Late October 2023 brought a major resurgence across the crypto market spearheaded by the world’s foremost cryptocurrency – Bitcoin (BTC). The ongoing rally saw massive inflows as well as different coins and tokens reaching highs not seen in well over a year.
The bull run brought the industry back into the public consciousness – if it had ever indeed truly left – as evidenced by the fact that a recent Grayscale poll found that as many as 70% U.S. voters want a president knowledgeable about blockchain, artificial intelligence, and other innovative technologies.
This rise in traffic also, unfortunately, brought about a renaissance in crypto hacks and scams, as evident to anyone actively following the comings and goings of the digital assets community and as evidenced by the fact that institutions like the U.K.’s Lloyds Bank (LON: LLOY) issued warnings of the most common types of crypto fraud.
Or so it would appear.
As it turns out, much like the crypto market never really left, neither did crypto-related illicit activity and with the New Year right around the corner, Finbold decided to take a brief look at the highest-profile cases from each of the quarters of 2023.
Euler Finance Hack (March)
The Euler Finance flash loan attack that took place on March 13, 2023, proved to be both the biggest single crypto hack of the year and the single largest crypto recovery. The attack, enabled by a liquidity issue in the DonateToReserve function, saw as much as $197 million in DAI, wrapped Bitcoin (wBTC), USDC stablecoin, and staked Ethereum (stETH) stolen.
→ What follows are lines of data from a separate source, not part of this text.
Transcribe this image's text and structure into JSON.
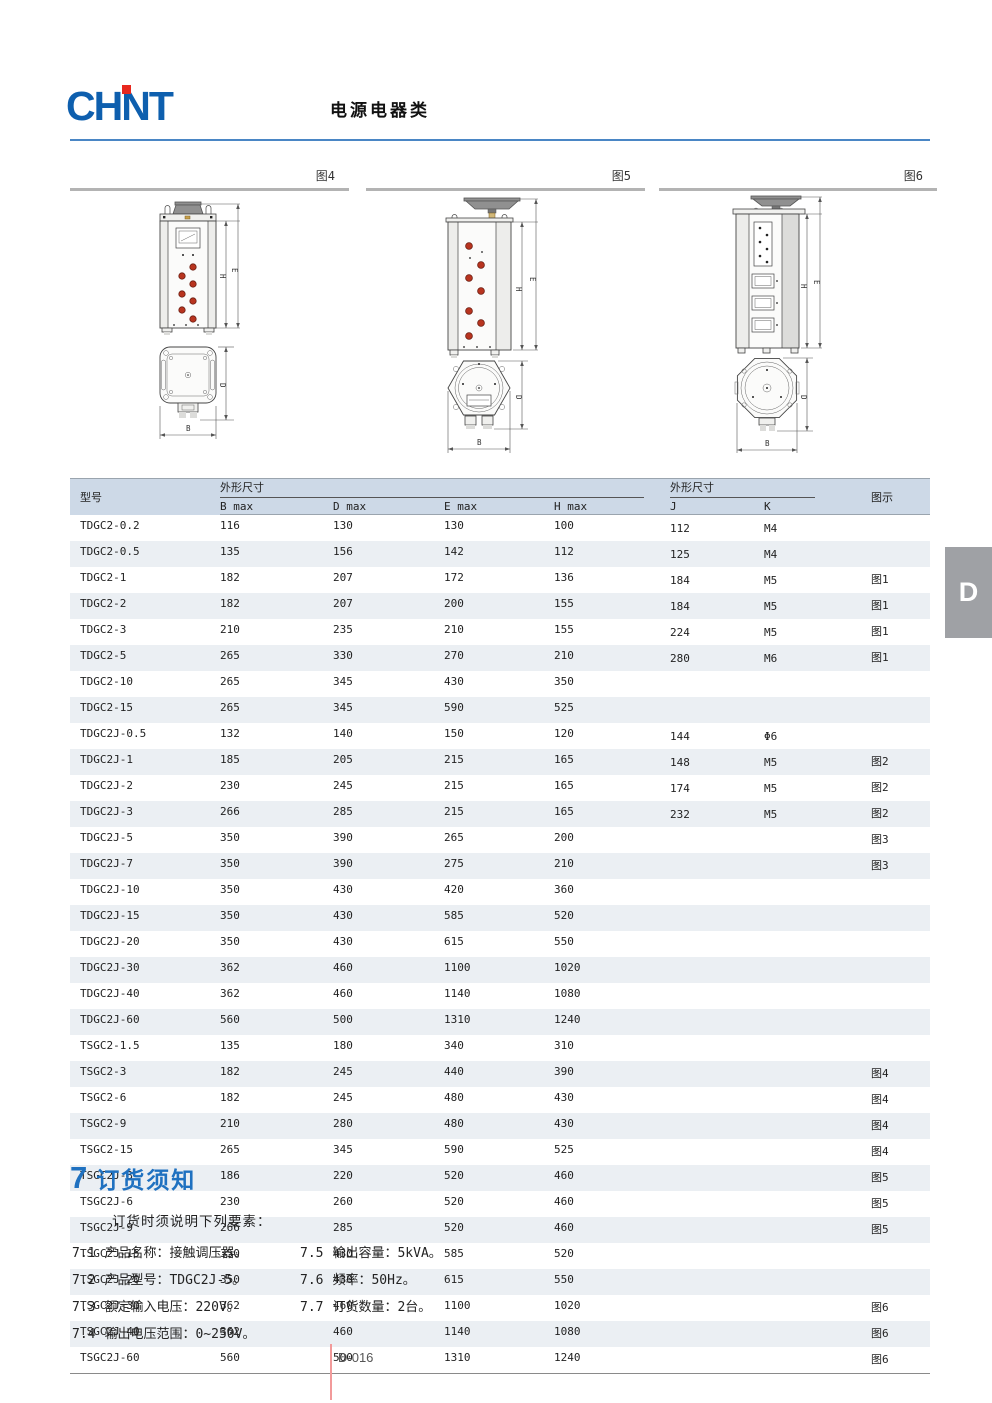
{
  "page": {
    "logo_text": "CHNT",
    "doc_title": "电源电器类",
    "page_number": "D-016",
    "side_tab": "D"
  },
  "figures": {
    "fig4_label": "图4",
    "fig5_label": "图5",
    "fig6_label": "图6",
    "dim_e": "E",
    "dim_h": "H",
    "dim_d": "D",
    "dim_b": "B"
  },
  "table": {
    "model_header": "型号",
    "dim_group1": "外形尺寸",
    "dim_group2": "外形尺寸",
    "fig_header": "图示",
    "sub_headers": [
      "B max",
      "D max",
      "E max",
      "H max",
      "J",
      "K"
    ],
    "rows": [
      [
        "TDGC2-0.2",
        "116",
        "130",
        "130",
        "100",
        "112",
        "M4",
        ""
      ],
      [
        "TDGC2-0.5",
        "135",
        "156",
        "142",
        "112",
        "125",
        "M4",
        ""
      ],
      [
        "TDGC2-1",
        "182",
        "207",
        "172",
        "136",
        "184",
        "M5",
        "图1"
      ],
      [
        "TDGC2-2",
        "182",
        "207",
        "200",
        "155",
        "184",
        "M5",
        "图1"
      ],
      [
        "TDGC2-3",
        "210",
        "235",
        "210",
        "155",
        "224",
        "M5",
        "图1"
      ],
      [
        "TDGC2-5",
        "265",
        "330",
        "270",
        "210",
        "280",
        "M6",
        "图1"
      ],
      [
        "TDGC2-10",
        "265",
        "345",
        "430",
        "350",
        "",
        "",
        ""
      ],
      [
        "TDGC2-15",
        "265",
        "345",
        "590",
        "525",
        "",
        "",
        ""
      ],
      [
        "TDGC2J-0.5",
        "132",
        "140",
        "150",
        "120",
        "144",
        "Φ6",
        ""
      ],
      [
        "TDGC2J-1",
        "185",
        "205",
        "215",
        "165",
        "148",
        "M5",
        "图2"
      ],
      [
        "TDGC2J-2",
        "230",
        "245",
        "215",
        "165",
        "174",
        "M5",
        "图2"
      ],
      [
        "TDGC2J-3",
        "266",
        "285",
        "215",
        "165",
        "232",
        "M5",
        "图2"
      ],
      [
        "TDGC2J-5",
        "350",
        "390",
        "265",
        "200",
        "",
        "",
        "图3"
      ],
      [
        "TDGC2J-7",
        "350",
        "390",
        "275",
        "210",
        "",
        "",
        "图3"
      ],
      [
        "TDGC2J-10",
        "350",
        "430",
        "420",
        "360",
        "",
        "",
        ""
      ],
      [
        "TDGC2J-15",
        "350",
        "430",
        "585",
        "520",
        "",
        "",
        ""
      ],
      [
        "TDGC2J-20",
        "350",
        "430",
        "615",
        "550",
        "",
        "",
        ""
      ],
      [
        "TDGC2J-30",
        "362",
        "460",
        "1100",
        "1020",
        "",
        "",
        ""
      ],
      [
        "TDGC2J-40",
        "362",
        "460",
        "1140",
        "1080",
        "",
        "",
        ""
      ],
      [
        "TDGC2J-60",
        "560",
        "500",
        "1310",
        "1240",
        "",
        "",
        ""
      ],
      [
        "TSGC2-1.5",
        "135",
        "180",
        "340",
        "310",
        "",
        "",
        ""
      ],
      [
        "TSGC2-3",
        "182",
        "245",
        "440",
        "390",
        "",
        "",
        "图4"
      ],
      [
        "TSGC2-6",
        "182",
        "245",
        "480",
        "430",
        "",
        "",
        "图4"
      ],
      [
        "TSGC2-9",
        "210",
        "280",
        "480",
        "430",
        "",
        "",
        "图4"
      ],
      [
        "TSGC2-15",
        "265",
        "345",
        "590",
        "525",
        "",
        "",
        "图4"
      ],
      [
        "TSGC2J-3",
        "186",
        "220",
        "520",
        "460",
        "",
        "",
        "图5"
      ],
      [
        "TSGC2J-6",
        "230",
        "260",
        "520",
        "460",
        "",
        "",
        "图5"
      ],
      [
        "TSGC2J-9",
        "266",
        "285",
        "520",
        "460",
        "",
        "",
        "图5"
      ],
      [
        "TSGC2J-15",
        "350",
        "430",
        "585",
        "520",
        "",
        "",
        ""
      ],
      [
        "TSGC2J-20",
        "350",
        "430",
        "615",
        "550",
        "",
        "",
        ""
      ],
      [
        "TSGC2J-30",
        "362",
        "460",
        "1100",
        "1020",
        "",
        "",
        "图6"
      ],
      [
        "TSGC2J-40",
        "362",
        "460",
        "1140",
        "1080",
        "",
        "",
        "图6"
      ],
      [
        "TSGC2J-60",
        "560",
        "500",
        "1310",
        "1240",
        "",
        "",
        "图6"
      ]
    ]
  },
  "ordering": {
    "number": "7",
    "title": "订货须知",
    "intro": "订货时须说明下列要素：",
    "items_left": [
      {
        "num": "7.1",
        "text": "产品名称：接触调压器。"
      },
      {
        "num": "7.2",
        "text": "产品型号：TDGC2J-5。"
      },
      {
        "num": "7.3",
        "text": "额定输入电压：220V。"
      },
      {
        "num": "7.4",
        "text": "输出电压范围：0~250V。"
      }
    ],
    "items_right": [
      {
        "num": "7.5",
        "text": "输出容量：5kVA。"
      },
      {
        "num": "7.6",
        "text": "频率：50Hz。"
      },
      {
        "num": "7.7",
        "text": "订货数量：2台。"
      }
    ]
  },
  "colors": {
    "logo_blue": "#0e5fae",
    "logo_red": "#e8281e",
    "header_rule_blue": "#4a86c5",
    "section_blue": "#1f71c0",
    "table_header_bg": "#cdd9e7",
    "row_alt_bg": "#ebeff3",
    "terminal_red": "#b8341f",
    "side_tab_gray": "#9fa1a5",
    "footer_line_pink": "#f29a9a"
  }
}
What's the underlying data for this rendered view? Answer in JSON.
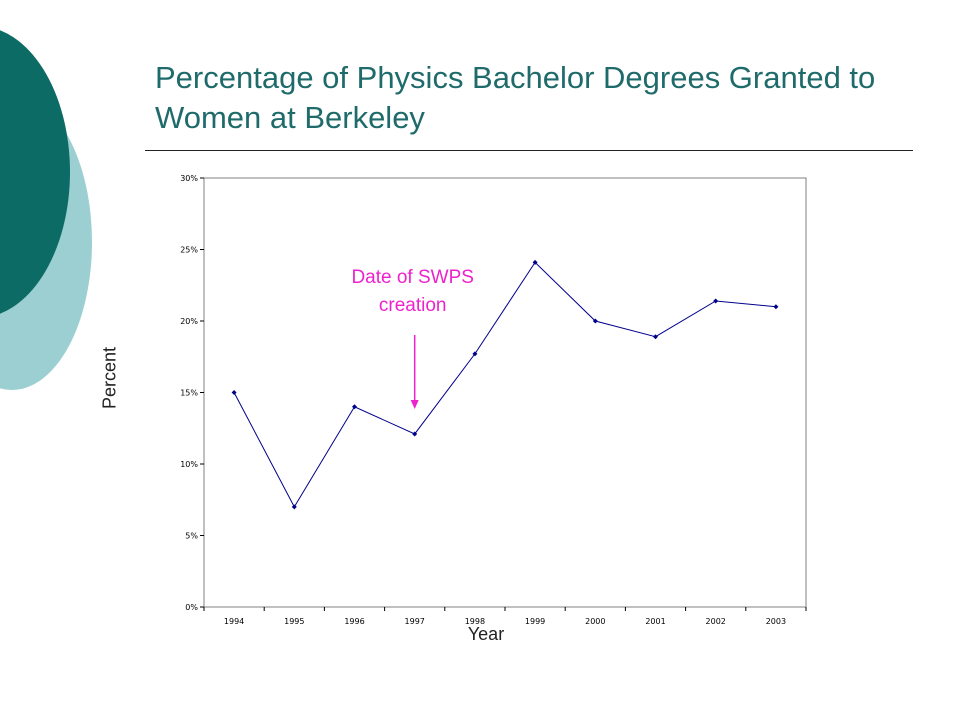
{
  "slide": {
    "title": "Percentage of Physics Bachelor Degrees Granted to Women at Berkeley"
  },
  "colors": {
    "title": "#1f6b6b",
    "deco_dark": "#0d6b66",
    "deco_light": "#9ccfd1",
    "line": "#00008b",
    "annotation": "#ee22cc"
  },
  "chart_data": {
    "type": "line",
    "title": "",
    "xlabel": "Year",
    "ylabel": "Percent",
    "categories": [
      "1994",
      "1995",
      "1996",
      "1997",
      "1998",
      "1999",
      "2000",
      "2001",
      "2002",
      "2003"
    ],
    "series": [
      {
        "values": [
          15.0,
          7.0,
          14.0,
          12.1,
          17.7,
          24.1,
          20.0,
          18.9,
          21.4,
          21.0
        ]
      }
    ],
    "ylim": [
      0,
      30
    ],
    "yticks": [
      "0%",
      "5%",
      "10%",
      "15%",
      "20%",
      "25%",
      "30%"
    ],
    "grid": false,
    "annotation": {
      "text_line1": "Date of SWPS",
      "text_line2": "creation",
      "points_to": "1997"
    }
  }
}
In a surprising twist, the attacker, who self-identified as Jacob through a series of encrypted messages, not only apologized for the hack but also returned the stolen assets.
Multichain Hack (July)
The Multichain attack was similarly large but, unfortunately, did not have anything near to the happy ending of the Euler Finance hack. The cross-chain bridge protocol was drained of $125 million worth of cryptocurrency in a series of unauthorized and large withdrawals.
A vast majority of the drained assets came from the Fantom bridge and the attacker took USDC, Dogecoin (DOGE), Tether (USDT), wrapped Bitcoin (wBTC), and wrapped Ethereum (wETH).
Approximately a week after the attack, Multichain made an X post that detailed what can be, as an understatement, described as a series of unfortunate events and announced that it is shutting down.
On September 5, the blockchain security firm PeckShield alerted the public that wallets belonging to the online crypto casino Stake.com were drained of a total of $41 million worth of assets.
The attackers, possibly North Korea’s Lazarus Group, according to an FBI report, took a selection of cryptocurrencies, including ETH, Polygon (MATIC), and BNB.
Ledger Supply Chain Attack (December):
Cumulatively, the period between October and December accounted for the largest total losses to hacks in the cryptocurrency industry, but one, the Ledger Connect Kit attack that took place on December 14, drew the most attention.
The attacker drained the wallets of users who inadvertently gave him permission through malicious code the hacker injected into Ledger Connect Kit v1.1.7 library. At the very least, SushiSwap, Zapper, and Revoke.cash were compromised in the attack, and approximately $600,000 in assets was lost.
Ultimately, Ledger’s quick actions prevented more damage from being done, and the company promised to make the affected users whole, to fully follow up on the event, to fix the issues that led to the attack, and to tighten security in general.